The claimant's speed immediately prior to impact was 50mph which was below the 60mph speed limit.
The judge at first instance found in favour of the claimant and dismissed the counterclaim, brought on
behalf of the deceased's estate. The basis of the judge's findings was that the claimant's speed was
not excessive. Also as he did not see the deceased until the last moment he was unable to avoid the
collision. The defendant appealed.

Held, on appeal:
The claimant was riding a powerful heavy motorcycle which when approaching the bend at 50mph
made it difficult for him to brake safely. The area was well known to both parties and the deceased
had crossed at that section of the road on previous occasions in the past. The court found that the
claimant had been travelling too quickly in the circumstances, as he could not stop within the limit of
his visibility, and failed to keep a proper lookout, or take account of a pedestrian who may have been
attempting to cross the road. The appeal was allowed with the deceased not being held liable.
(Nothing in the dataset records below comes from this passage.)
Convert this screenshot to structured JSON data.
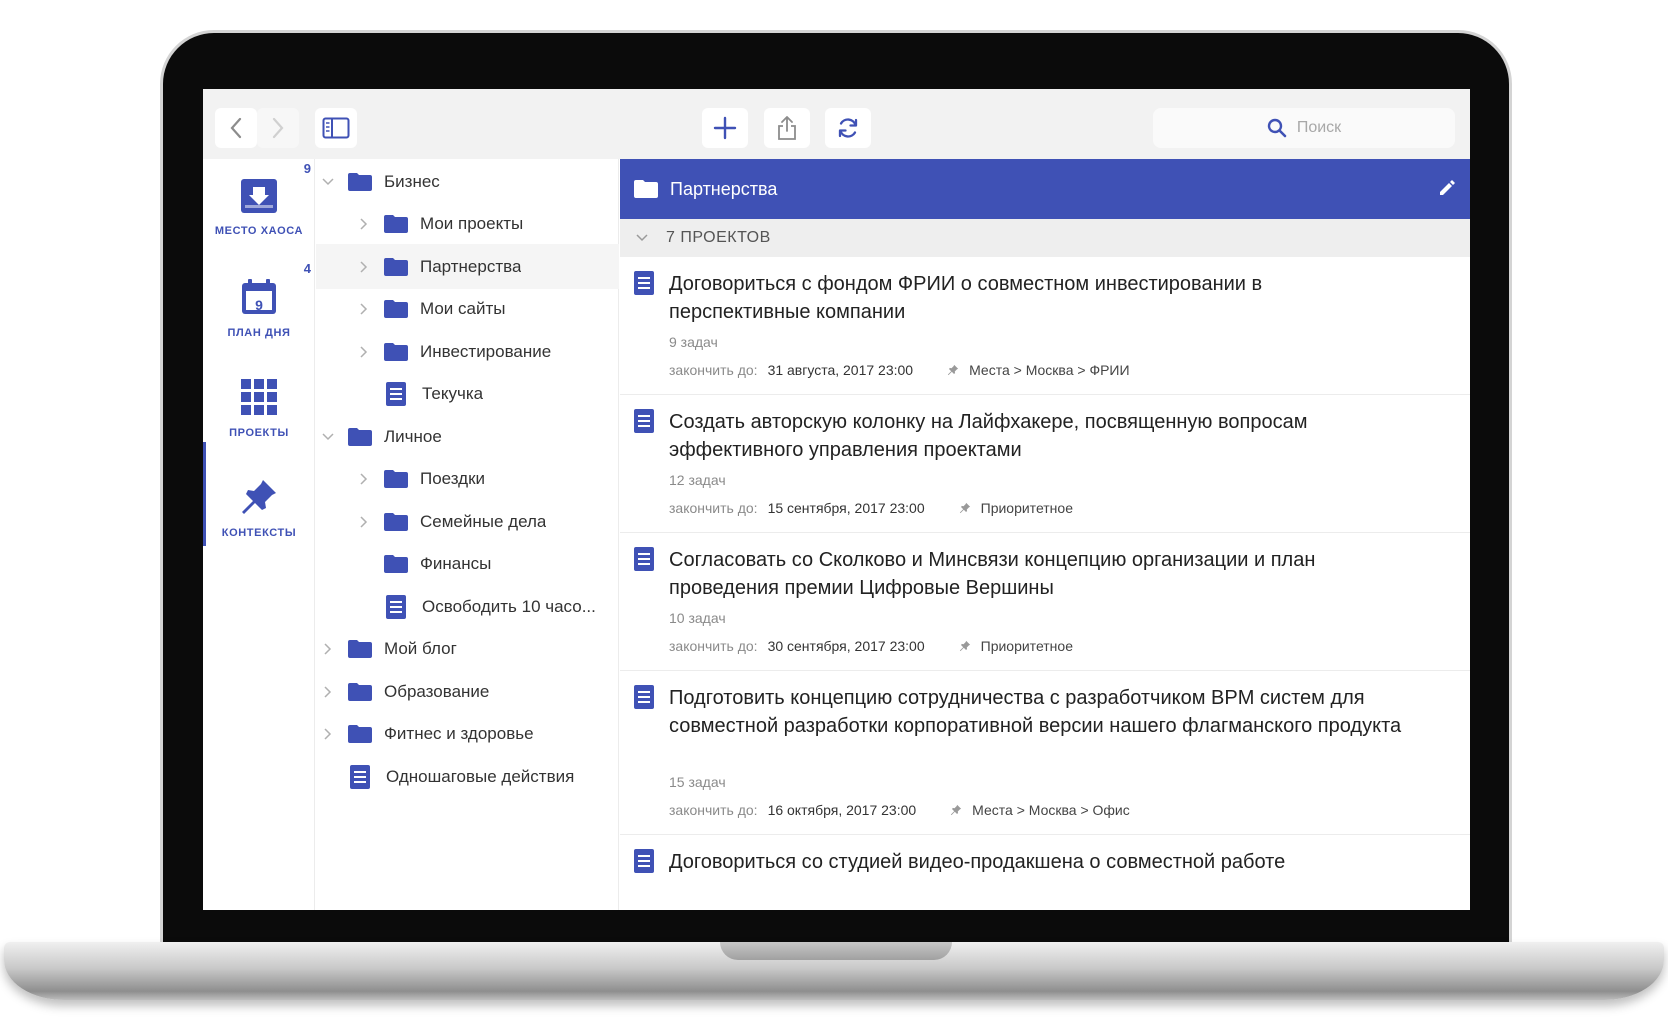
{
  "toolbar": {
    "search_placeholder": "Поиск"
  },
  "rail": {
    "items": [
      {
        "label": "МЕСТО ХАОСА",
        "count": "9"
      },
      {
        "label": "ПЛАН ДНЯ",
        "count": "4",
        "day": "9"
      },
      {
        "label": "ПРОЕКТЫ",
        "count": ""
      },
      {
        "label": "КОНТЕКСТЫ",
        "count": ""
      }
    ]
  },
  "tree": {
    "items": [
      {
        "label": "Бизнес"
      },
      {
        "label": "Мои проекты"
      },
      {
        "label": "Партнерства"
      },
      {
        "label": "Мои сайты"
      },
      {
        "label": "Инвестирование"
      },
      {
        "label": "Текучка"
      },
      {
        "label": "Личное"
      },
      {
        "label": "Поездки"
      },
      {
        "label": "Семейные дела"
      },
      {
        "label": "Финансы"
      },
      {
        "label": "Освободить 10 часо..."
      },
      {
        "label": "Мой блог"
      },
      {
        "label": "Образование"
      },
      {
        "label": "Фитнес и здоровье"
      },
      {
        "label": "Одношаговые действия"
      }
    ]
  },
  "main": {
    "title": "Партнерства",
    "count_label": "7 ПРОЕКТОВ",
    "due_label": "закончить до:",
    "projects": [
      {
        "title": "Договориться с фондом ФРИИ о совместном инвестировании в перспективные компании",
        "tasks": "9 задач",
        "due": "31 августа, 2017 23:00",
        "context": "Места > Москва > ФРИИ"
      },
      {
        "title": "Создать авторскую колонку на Лайфхакере, посвященную вопросам эффективного управления проектами",
        "tasks": "12 задач",
        "due": "15 сентября, 2017 23:00",
        "context": "Приоритетное"
      },
      {
        "title": "Согласовать со Сколково и Минсвязи концепцию организации и план проведения премии Цифровые Вершины",
        "tasks": "10 задач",
        "due": "30 сентября, 2017 23:00",
        "context": "Приоритетное"
      },
      {
        "title": "Подготовить концепцию сотрудничества с разработчиком BPM систем для совместной разработки корпоративной версии нашего флагманского продукта",
        "tasks": "15 задач",
        "due": "16 октября, 2017 23:00",
        "context": "Места > Москва > Офис"
      },
      {
        "title": "Договориться со студией видео-продакшена о совместной работе"
      }
    ]
  },
  "colors": {
    "accent": "#3f51b5",
    "toolbar_bg": "#f2f2f2",
    "subheader_bg": "#eeeeee"
  }
}
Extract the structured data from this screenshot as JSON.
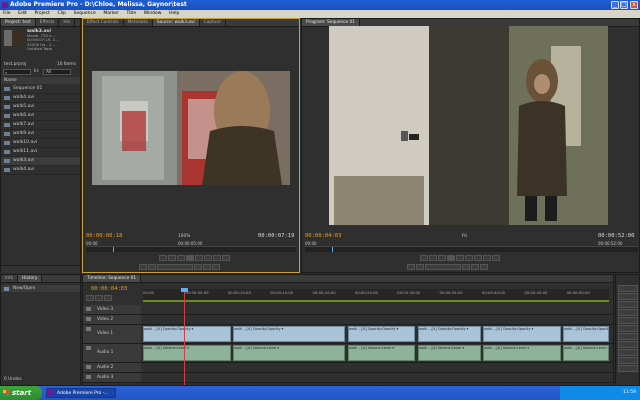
{
  "window": {
    "title": "Adobe Premiere Pro - D:\\Chloe, Melissa, Gaynor\\test",
    "minimize": "_",
    "maximize": "□",
    "close": "x"
  },
  "menu": [
    "File",
    "Edit",
    "Project",
    "Clip",
    "Sequence",
    "Marker",
    "Title",
    "Window",
    "Help"
  ],
  "project_panel": {
    "tabs": [
      "Project: test",
      "Effects",
      "His"
    ],
    "preview": {
      "name": "walk3.avi",
      "line1": "Movie, 720 x ...",
      "line2": "00:00:07:19, 2...",
      "line3": "32000 Hz - 1...",
      "line4": "Untitled Tape"
    },
    "project_file": "test.prproj",
    "item_count": "10 Items",
    "in_label": "In:",
    "in_value": "All",
    "column_header": "Name",
    "items": [
      "Sequence 01",
      "walk4.avi",
      "walk5.avi",
      "walk6.avi",
      "walk7.avi",
      "walk9.avi",
      "walk10.avi",
      "walk11.avi",
      "walk3.avi",
      "walk4.avi"
    ],
    "selected_index": 8
  },
  "source_panel": {
    "tabs": [
      "Effect Controls",
      "Metadata",
      "Source: walk3.avi",
      "Capture"
    ],
    "timecode_in": "00:00:00:18",
    "zoom": "100%",
    "timecode_dur": "00:00:07:19",
    "ruler_start": "00:00",
    "ruler_mid": "00:00:05:00"
  },
  "program_panel": {
    "tabs": [
      "Program: Sequence 01"
    ],
    "timecode_in": "00:00:04:03",
    "zoom": "Fit",
    "timecode_dur": "00:00:52:00",
    "ruler_start": "00:00",
    "ruler_end": "00:00:52:00"
  },
  "info_panel": {
    "tabs": [
      "Info",
      "History"
    ],
    "items": [
      "New/Open"
    ],
    "undo": "0 Undos"
  },
  "timeline": {
    "tab": "Timeline: Sequence 01",
    "timecode": "00:00:04:03",
    "ruler_labels": [
      "00:00",
      "00:00:05:00",
      "00:00:10:00",
      "00:00:15:00",
      "00:00:20:00",
      "00:00:25:00",
      "00:00:30:00",
      "00:00:35:00",
      "00:00:40:00",
      "00:00:45:00",
      "00:00:50:00"
    ],
    "tracks": [
      "Video 3",
      "Video 2",
      "Video 1",
      "Audio 1",
      "Audio 2",
      "Audio 3"
    ],
    "video_clip_label": "walk ...[V]  Opacity:Opacity ▾",
    "audio_clip_label": "walk ...[A]  Volume:Level ▾"
  },
  "taskbar": {
    "start": "start",
    "task": "Adobe Premiere Pro -...",
    "clock": "11:59"
  }
}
Osei-Antwi v South East London & Kent Bus Company Limited


[11.41]

[2010] EWCA Civ 132


The claimant, who was on her way to work had just exited a bus, and was standing on the pavement
where she intended to cross the road by some safety railings.

The bus driver who was returning to the depot, attempted a sharp left hand turn, when the rear of the
bus hit the claimant and crushed her against the safety railings. The claimant sued the defendant for
damages.

The claim was defended on the basis that the claimant was in the road on the wrong side of the
railings where pedestrians were not meant to be. At first instance the judge held the defendant and
claimant both liable, and apportioned liability one-third to two-thirds in favour of the claimant. The
clamant appealed.

Held, on appeal:
The claimant was not at fault, as at the time of impact, she was standing in a designated pedestrian
area. Therefore, as the claimant was not standing or walking in an obviously dangerous position, she
was not doing anything “inherently dangerous”. It was further stated that even though the claimant
knew that the bus was about to turn, she was not obliged to move further back, especially as she was
standing in an area where vehicles were not meant to be. Therefore, as the bus driver got the angel
wrong, as she attempted to turn, this was the sole cause of the accident, and there was nothing that
the claimant did to cause or contribute to it. Appeal allowed.